Se extraen células de linfoma B Raji del cultivo celular rutinario, se lavan en PBS y se preparan en forma de 1 x107 células/ml. Después, se inocula a ratones NOD/SCID por vía subcutánea con 1 x 106 células Raji con o sin 5x 106 PBMC (como se han preparado anteriormente) en una solución de Matrigel al 50 %. Los anticuerpos biespecíficos para CD19/CD3 que contienen MRD se administran por vía intravenosa 1 h después de la inoculación de células de linfoma. Como controles negativos, también se administran por vía intravenosa 1 h después de la inoculación de células de linfoma, anticuerpos biespecíficos que contienen MRD dirigidos a HER2 y CD3 (es decir, un MRD de unión a CD3fusionado a un anticuerpo anti-HER2 y un MRD de unión a HER2 fusionado a un anticuerpo anti-CD3 ) y a HER2 y CD19 ((es decir,, un MRD de unión a CD19 fusionado a un anticuerpo anti-HER2 y un MRD de unión a HER2 fusionado a un anticuerpo anti-CD19) y PBS. Los anticuerpos que contienen MRD o PBS se administran de una vez al día a cuatro veces al día tras la dosis inicial. Los tumores subcutáneos se miden mediante un calibre para determinar la velocidad de crecimiento para cada grupo de tratamiento. También se determina el peso corporal de los ratones dos veces a la semana como indicador de la tolerabilidad del tratamiento.

Claims (11)

REIVINDICACIONES

1. Un dominio de reconocimiento modular (MRD), en donde el MRD es un péptido capaz de unirse a ANG2 y en donde el MRD comprende la secuencia de SEQ ID NO: 16. SEQ ID NO: 16: DCAVYPNPPWCYKMEFGK

2. Un complejo que comprende el MRD de la reivindicación 1 unido operablemente a un anticuerpo.

3. El complejo de la reivindicación 2, en donde el anticuerpo se une a VEGF (por ejemplo, VEGFA o VEGFB), FGF1, FGF2, FGF4, FGF7, FGF8b, FGF19, FGFR1 (por ejemplo, FGFR1-MIC), FGFR2 (por ejemplo, FGFR2-IIIa, FGFR2-IIIb y FGFR2-IIIc), FGFR3, TNF, EFNa1, EFNa2, ANG1, ANG2, IL1, IL1beta, IL6, IL8, IL18, HGF, PDGFA, PLGF, PDGFB, CXCL12, KIT, GCSF, CXCR4, PTPRC, TIE2, VEGFR1, VEGFR2, VEGFR3, Notch 1, DLL4, EGFL7, a2p1 integrina, a4p1 integrina, a5p1 integrina, avp3 integrina, TGFb, MMP2, MMP7, MMP9, MMP12, PLAU, VCAM1, PDGFRA o PDGFRB.

4. El complejo de la reivindicación 2, en donde el anticuerpo se une a TNF.

5. El complejo de la reivindicación 2, en donde el anticuerpo es adalimumab.

6. El complejo de la reivindicación 2, en donde el anticuerpo compite con adalimumab por la unión a TNF.

7. Una composición farmacéutica que comprende el complejo de una cualquiera de las reivindicaciones 2-6.

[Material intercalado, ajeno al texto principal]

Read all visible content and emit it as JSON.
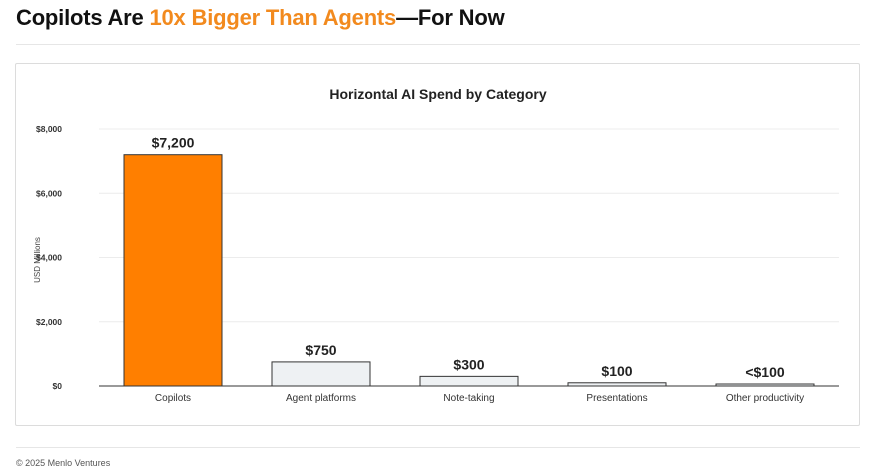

8. Un complejo de una cualquiera de las reivindicaciones 2-6 para su uso en un método de tratamiento de una enfermedad autoinmunitaria.

9. Un complejo de una cualquiera de las reivindicaciones 2-6 para su uso en un método de tratamiento de la artritis reumatoide, enfermedad de Crohn, lupus eritematoso sistémico, enfermedad inflamatoria del intestino, psoriasis, diabetes, colitis ulcerosa o esclerosis múltiple.

10. Un complejo de una cualquiera de las reivindicaciones 4-6 para su uso en un método para tratar la artritis.

11. El complejo para el uso de una cualquiera de las reivindicaciones 8-10, en donde el complejo es para su uso con un inhibidor de proteína cinasa.